Diesel's appeal to the mass-premium buyer in this market was always about fuel efficiency and low running costs, especially at higher mileages. As BS6 compliance made diesel engines significantly more expensive and some models got axed entirely, that efficiency argument lost its price anchor. Strong hybrids are now filling that gap, offering comparable, sometimes better fuel economy without the added complexity of diesel aftertreatment systems.
Vikraman's argument tracks. A strong hybrid system can deliver city fuel efficiency in the 25 to 30 kmpl range, something a diesel can't match in stop-go urban driving. For a buyer doing 1,500 km a month in a metro, the math works out.
To put numbers to it: Toyota's strong hybrid SUVs, currently the benchmark in this space, consistently return 27 to 28 kmpl in real-world urban cycles. At Rs 106 per litre for petrol, that translates to a running cost of roughly Rs 3.8 per km in the city, compared to Rs 6 to Rs 7 per km for a comparable petrol-only SUV. At 18,000 km a year, the annual fuel saving alone runs to Rs 40,000 to Rs 55,000.

The new Duster is built on Renault Group's Modular Platform (R-GMP), originally developed in Europe.

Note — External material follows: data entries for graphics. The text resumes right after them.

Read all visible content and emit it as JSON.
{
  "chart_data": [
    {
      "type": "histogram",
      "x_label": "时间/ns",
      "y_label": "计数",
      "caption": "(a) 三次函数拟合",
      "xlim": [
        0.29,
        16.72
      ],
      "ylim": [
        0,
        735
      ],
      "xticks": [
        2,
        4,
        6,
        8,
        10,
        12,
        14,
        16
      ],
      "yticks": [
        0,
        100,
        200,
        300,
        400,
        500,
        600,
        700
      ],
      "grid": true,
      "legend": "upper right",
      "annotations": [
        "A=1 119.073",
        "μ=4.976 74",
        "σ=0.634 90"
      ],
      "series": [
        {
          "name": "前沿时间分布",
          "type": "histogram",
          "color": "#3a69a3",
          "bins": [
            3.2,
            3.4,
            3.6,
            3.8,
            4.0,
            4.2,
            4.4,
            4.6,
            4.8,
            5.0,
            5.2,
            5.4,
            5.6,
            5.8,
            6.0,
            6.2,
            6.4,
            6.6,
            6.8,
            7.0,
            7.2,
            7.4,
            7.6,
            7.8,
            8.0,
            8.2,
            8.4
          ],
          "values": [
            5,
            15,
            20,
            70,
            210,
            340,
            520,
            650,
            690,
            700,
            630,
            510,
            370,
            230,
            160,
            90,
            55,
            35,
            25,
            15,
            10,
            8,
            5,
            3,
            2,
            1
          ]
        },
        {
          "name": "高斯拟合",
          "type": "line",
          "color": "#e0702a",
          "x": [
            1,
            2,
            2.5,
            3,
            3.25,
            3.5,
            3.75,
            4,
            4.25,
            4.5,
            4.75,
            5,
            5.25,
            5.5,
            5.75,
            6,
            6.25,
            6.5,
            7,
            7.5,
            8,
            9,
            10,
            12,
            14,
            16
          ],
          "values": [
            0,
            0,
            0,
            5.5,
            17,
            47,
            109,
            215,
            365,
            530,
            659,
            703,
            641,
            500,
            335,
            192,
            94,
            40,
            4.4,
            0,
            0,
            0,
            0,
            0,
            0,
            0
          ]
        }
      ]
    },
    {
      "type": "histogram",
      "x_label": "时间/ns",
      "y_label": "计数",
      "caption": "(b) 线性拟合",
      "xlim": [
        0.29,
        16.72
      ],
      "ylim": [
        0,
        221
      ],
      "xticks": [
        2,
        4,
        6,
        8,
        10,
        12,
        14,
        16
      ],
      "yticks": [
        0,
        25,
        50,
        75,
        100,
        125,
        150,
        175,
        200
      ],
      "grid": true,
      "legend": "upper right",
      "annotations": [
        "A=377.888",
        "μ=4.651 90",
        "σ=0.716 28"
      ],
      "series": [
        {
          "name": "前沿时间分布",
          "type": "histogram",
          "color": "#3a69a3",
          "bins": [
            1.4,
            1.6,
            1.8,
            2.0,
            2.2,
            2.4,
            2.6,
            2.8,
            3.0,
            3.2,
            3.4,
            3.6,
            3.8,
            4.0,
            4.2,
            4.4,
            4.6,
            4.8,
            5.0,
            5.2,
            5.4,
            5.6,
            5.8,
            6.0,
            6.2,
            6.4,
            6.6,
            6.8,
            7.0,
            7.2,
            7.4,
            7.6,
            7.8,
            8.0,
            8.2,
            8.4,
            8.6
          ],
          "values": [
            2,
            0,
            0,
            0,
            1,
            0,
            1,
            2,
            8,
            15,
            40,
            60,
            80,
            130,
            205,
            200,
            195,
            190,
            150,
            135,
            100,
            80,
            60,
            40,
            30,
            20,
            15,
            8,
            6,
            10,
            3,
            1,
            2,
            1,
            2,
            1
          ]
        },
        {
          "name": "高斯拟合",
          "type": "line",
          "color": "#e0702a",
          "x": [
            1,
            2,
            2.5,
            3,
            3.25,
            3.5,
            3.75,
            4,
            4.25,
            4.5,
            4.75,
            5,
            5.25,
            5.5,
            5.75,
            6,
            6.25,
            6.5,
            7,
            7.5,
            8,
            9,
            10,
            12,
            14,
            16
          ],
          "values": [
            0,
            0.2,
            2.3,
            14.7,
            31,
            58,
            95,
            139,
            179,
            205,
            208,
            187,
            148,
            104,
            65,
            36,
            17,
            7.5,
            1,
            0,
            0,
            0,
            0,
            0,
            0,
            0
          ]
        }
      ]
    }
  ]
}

Critically, Renault says it re-engineered over 90 per cent of the components for conditions here, including a full recalibration of suspension, steering, and the electronic stability system. This is not a badge-and-ship job.
Safety was baked into the engineering brief from the start, with structural decisions and calibrations targeted at the highest safety ratings. The Duster, in its turbo petrol avatar, has already demonstrated strong road manners since its 2024 re-entry. The hybrid variant is expected to sit at the premium end of the Duster line-up.
The turbo petrol Duster currently retails between Rs 12.49 lakh and Rs 17.49 lakh (ex-showroom). Based on the pricing of comparable strong hybrids in the market, the Duster Hybrid is widely expected to carry a premium of Rs 3 to Rs 5 lakh over the top petrol trim, placing it in the Rs 20 to Rs 22 lakh range.

Vikraman is clear that no single technology wins this market. Renault is moving from being a mono-fuel company to offering petrol, CNG, hybrid, and eventually EVs. Flex fuels, up to E85 and E100, are also on the radar depending on policy support.
The EV question is framed deliberately. Renault says it is not a matter of if, but when and how. The company sold over 3 lakh EVs in Europe in 2024, making it one of the region's top electric vehicle manufacturers.
However, Vikraman insists the EV entry here must be meaningful, with specific engineering for battery safety, thermal management, and water wading under local conditions. That rules out a rushed launch. Renault's CNG push is already visible with the Triber and Kiger CNG, which together have been contributing to Renault's volume recovery in the sub-Rs 10 lakh space. The hybrid play is the next logical step up the powertrain ladder.
For now, the Duster Hybrid is the story to watch this Diwali. If the pricing lands right, it will enter a segment currently dominated by Toyota's Urban Cruiser Hyryder and the Maruti Grand Vitara strong hybrid, both of which have waiting periods stretching to 4 to 8 weeks in key markets. This confirms that buyer appetite for strong hybrids outpaces supply.